Von Bürgermeisterin Claudia Panke angefangen haben zwölf Mettmanner und Wülfrather Institutionen aus der "Expertenrunde Gewaltprävention" die aufrüttelnde Schau in die Stadt geholt. Der islamische Verein Ditib, die GWG Wülfrath GmbH, der Einrichtungsmarkt Poco, die Freiwillige Feuerwehr und die Katholische Gemeinde St. Maximin gaben Geld, Sachspenden oder Arbeitsleistungen. Die Nachbarn haben sich über die plötzlichen Aktivitäten in den längst leergezogenen Abbruchhäusern der Halfmannstraße gewundert. Hausmeister aus dem Rathaus fingen plötzlich an zu renovieren. Die Freiwillige Feuerwehr trug Möbel durch die Haustür, die schon bessere Tage gesehen hat. Nicht jeder hier ist stolz, drei Wochen lang eine der wichtigsten Ausstellungen der Kreises zu beherbergen. "Nachher denken die, wir verprügeln alle unsere Frauen", sorgt sich ein Nachbar.

"Aus diesem Grund waren wir ganz froh, dass es in ganz Wülfrath keine Rosenstraße gibt", sagt die Gleichstellungsbeauftragte der Stadt, Gudula Kohn. So werde niemand in einen falschen Ruf gebracht. Drei Wochen lang sollen Menschen sensibilisiert werden für die Anzeichen häuslicher Gewalt. Große Sonnenbrillen bei bewölktem Himmel, Hautverfärbungen, nur halb glaubwürdige Erklärungsversuche können solche Indizien für häusliche Gewalt sein. Aber deswegen die Nachbarn denunzieren?

Eva-Maria Düring, die bereichsleiterin beim Sozialdienst katholischer Frauen und Männer, SKFM, in Mettmann warnt ausdrücklich vor falscher Zurückhaltung. "Im Zweifel kann man weitere Nachbarn befragen oder auch zu uns in die Beratung kommen und vom Verdacht berichten." Es sei in jedem Fall besser, einem mulmigen Gefühl nachzugehen, als es zu verdrängen. "Und wenn man glaubt, Ohrenzeuge von Schreien und Schlägen zu werden - bitte sofort die 110 anrufen." Die Polizei sei nicht sauer, wenn sich ein Notruf als falscher Alarm entpuppt. Notfalls könne man einen anonymen Hinweis geben.

Zum Schutz vor häuslicher Gewalt sind die entsprechenden Gesetze verschärft worden.
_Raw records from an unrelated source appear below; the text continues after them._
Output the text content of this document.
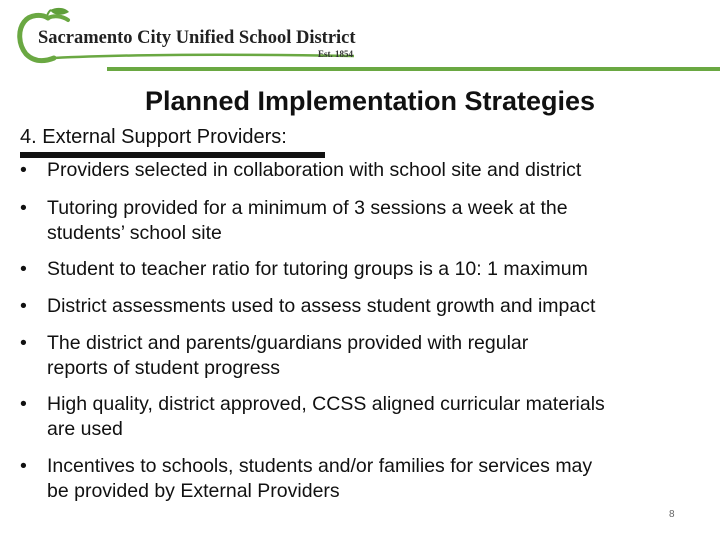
Sacramento City Unified School District
Est. 1854
Planned Implementation Strategies
4. External Support Providers:
•	Providers selected in collaboration with school site and district
•	Tutoring provided for a minimum of 3 sessions a week at the
students’ school site
•	Student to teacher ratio for tutoring groups is a 10: 1 maximum
•	District assessments used to assess student growth and impact
•	The district and parents/guardians provided with regular
reports of student progress
•	High quality, district approved, CCSS aligned curricular materials
are used
•	Incentives to schools, students and/or families for services may
be provided by External Providers
8
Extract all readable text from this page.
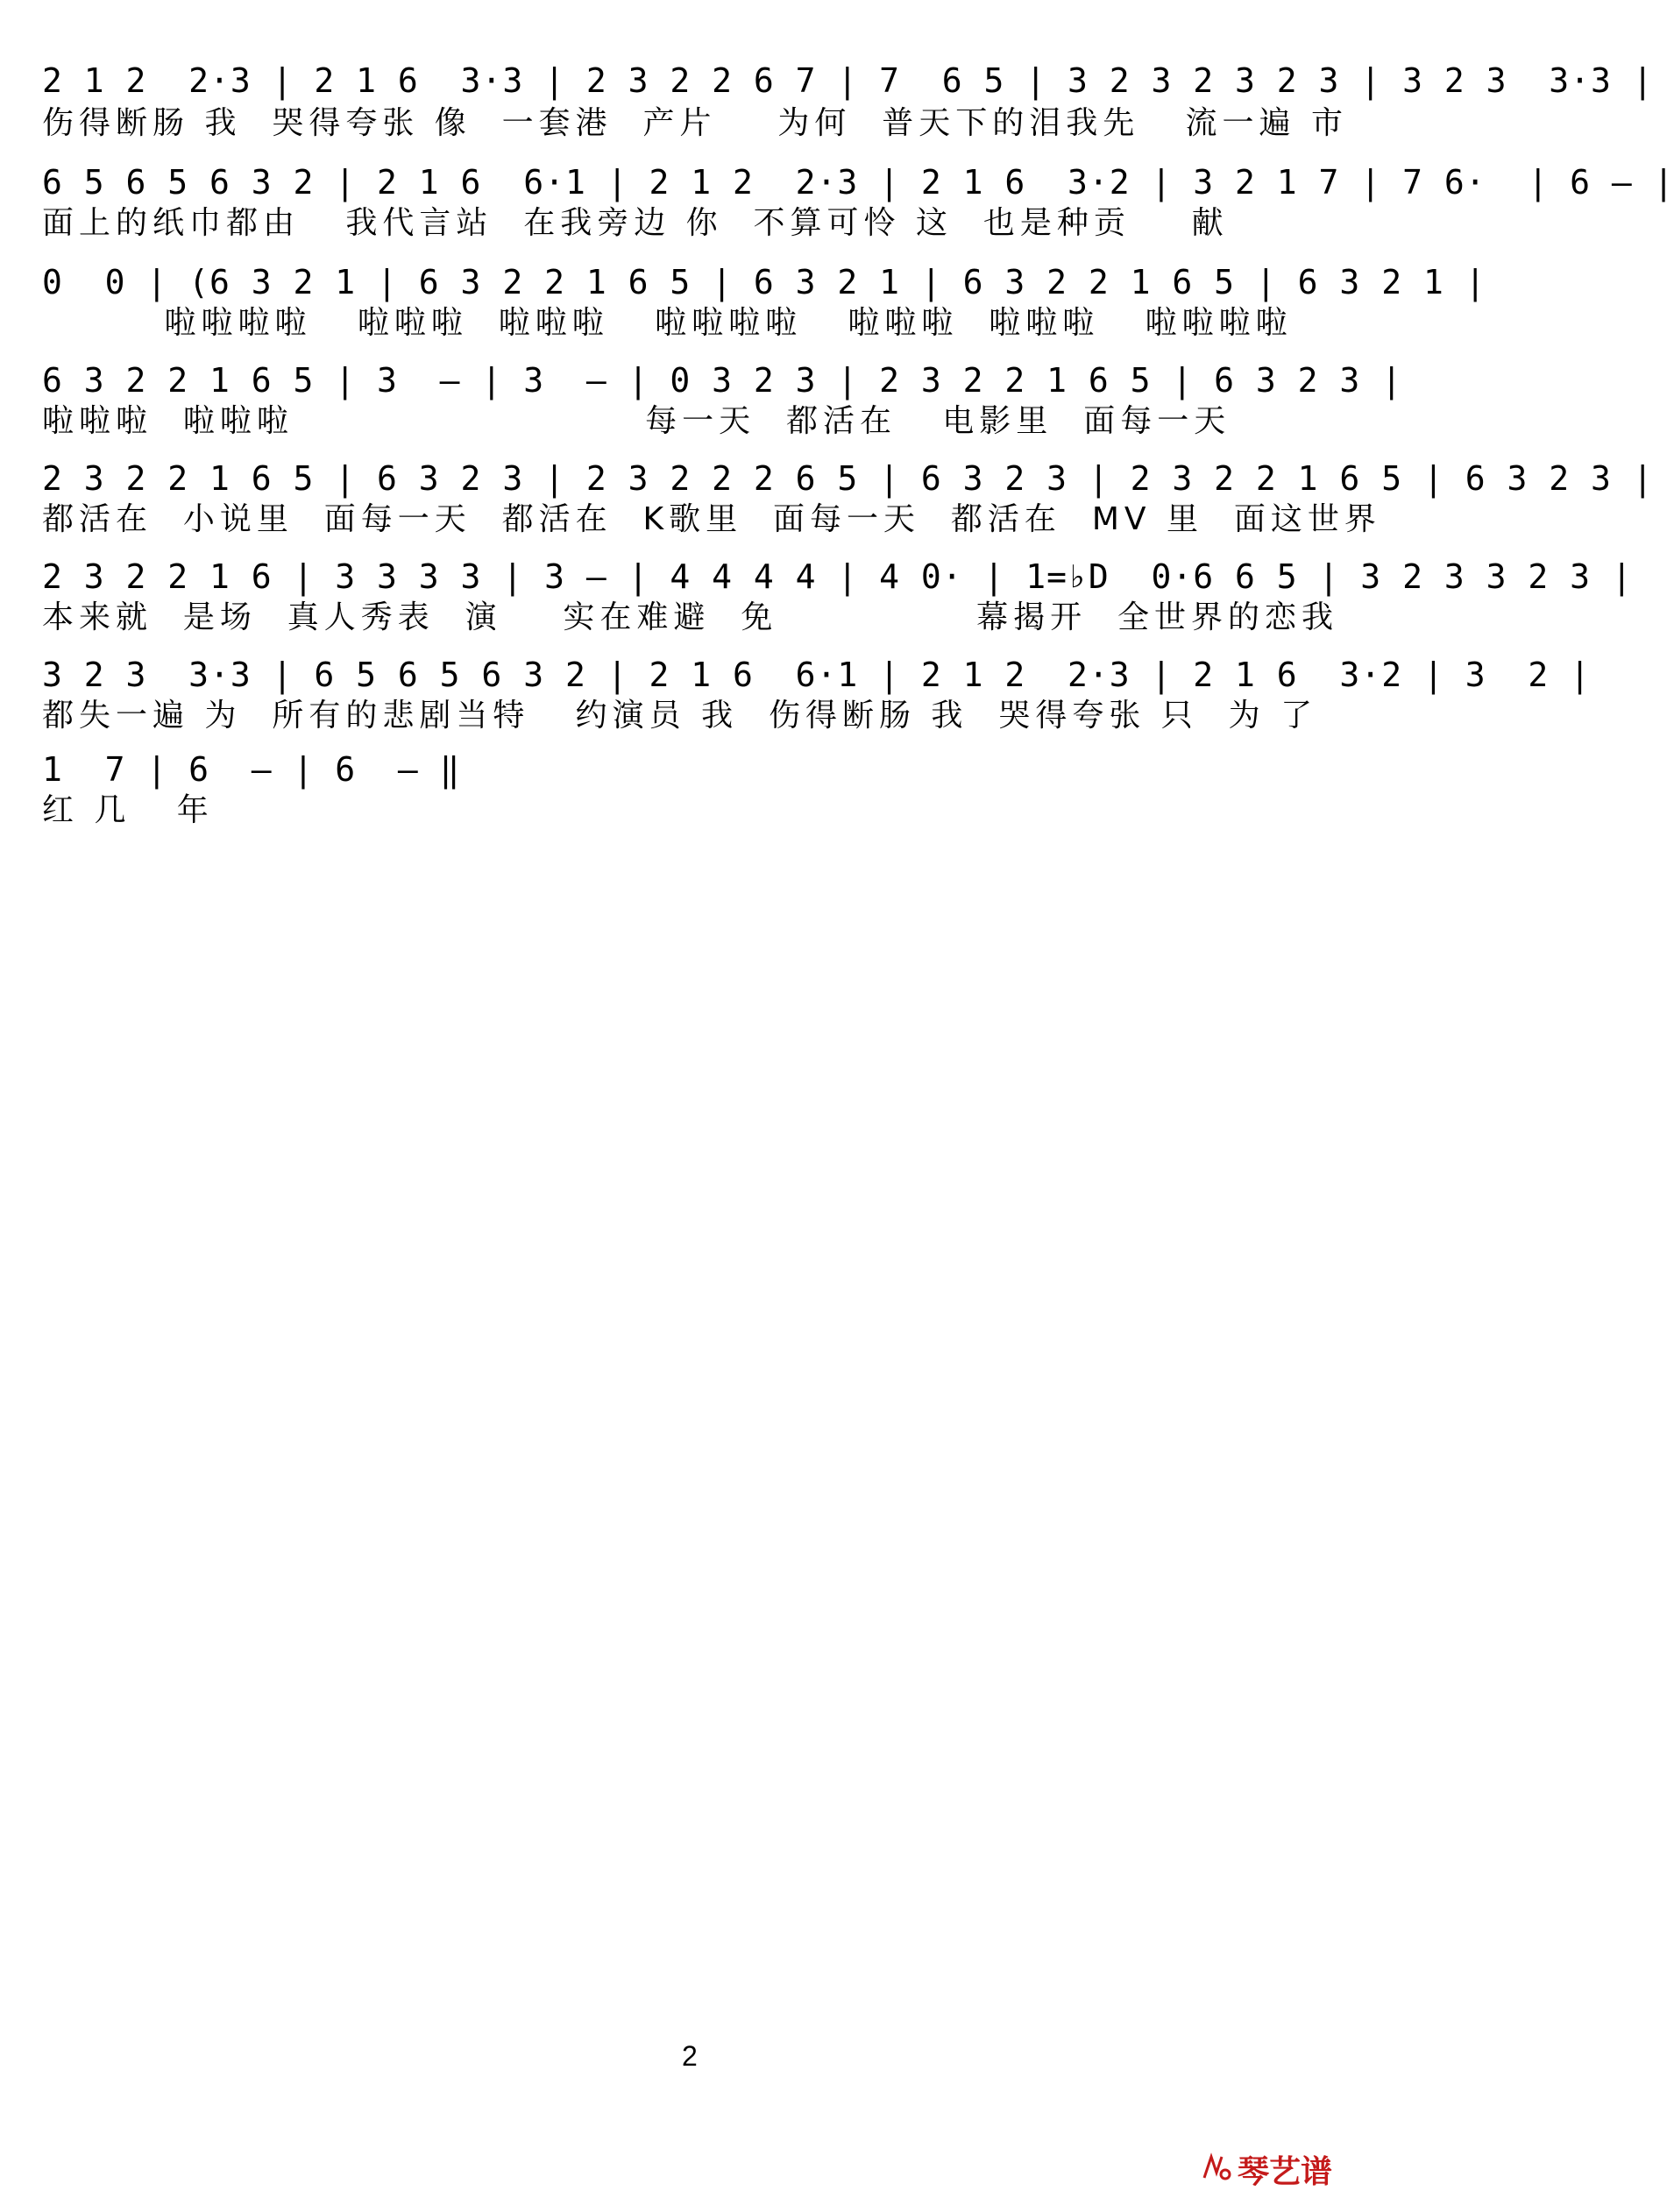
2 1 2  2·3 | 2 1 6  3·3 | 2 3 2 2 6 7 | 7  6 5 | 3 2 3 2 3 2 3 | 3 2 3  3·3 |
伤得断肠 我  哭得夸张 像  一套港  产片    为何  普天下的泪我先   流一遍 市
6 5 6 5 6 3 2 | 2 1 6  6·1 | 2 1 2  2·3 | 2 1 6  3·2 | 3 2 1 7 | 7 6·  | 6 — |
面上的纸巾都由   我代言站  在我旁边 你  不算可怜 这  也是种贡    献
0  0 | (6 3 2 1 | 6 3 2 2 1 6 5 | 6 3 2 1 | 6 3 2 2 1 6 5 | 6 3 2 1 |
啦啦啦啦   啦啦啦  啦啦啦   啦啦啦啦   啦啦啦  啦啦啦   啦啦啦啦
6 3 2 2 1 6 5 | 3  — | 3  — | 0 3 2 3 | 2 3 2 2 1 6 5 | 6 3 2 3 |
啦啦啦  啦啦啦                       每一天  都活在   电影里  面每一天
2 3 2 2 1 6 5 | 6 3 2 3 | 2 3 2 2 2 6 5 | 6 3 2 3 | 2 3 2 2 1 6 5 | 6 3 2 3 |
都活在  小说里  面每一天  都活在  K歌里  面每一天  都活在  MV 里  面这世界
2 3 2 2 1 6 | 3 3 3 3 | 3 — | 4 4 4 4 | 4 0· | 1=♭D  0·6 6 5 | 3 2 3 3 2 3 |
本来就  是场  真人秀表  演    实在难避  免             幕揭开  全世界的恋我
3 2 3  3·3 | 6 5 6 5 6 3 2 | 2 1 6  6·1 | 2 1 2  2·3 | 2 1 6  3·2 | 3  2 |
都失一遍 为  所有的悲剧当特   约演员 我  伤得断肠 我  哭得夸张 只  为 了
1  7 | 6  — | 6  — ‖
红 几   年
2
琴艺谱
Es gilt der Grundsatz "Wer schlägt, der geht". Demnach werden Gewalttäter angewiesen, sich zehn Tage lang nicht zu Hause sehen zu lassen. "In dieser Zeit können die Frauen entscheiden, wie es weitergehen soll", sagt Eva-Maria Döring. Notfalls kann so ein Verbot, sich dem Zuhause zu nähern von einem Richter bis auf ein halbes Jahr ausgedehnt werden.

Und selbst dann ist es für geschlagene, bedrängte, beschimpfte Frauen oftmals schwierig, vom Gewalttäter an ihrer Seite wegzukommen. Da gelten das Wohl der Kinder und die vermeintliche Geborgenheit zwischen den Ausrastern als Argumente, es doch noch einmal miteinander zu versuchen. Die freiwilligen Helfer in der Ausstellungswohnung sind darauf eingerichtet, auf Besucher zu achten, die in der sehr lebensnahen Ausstellung von verschütteten Ängsten oder Emotionen getroffen werden.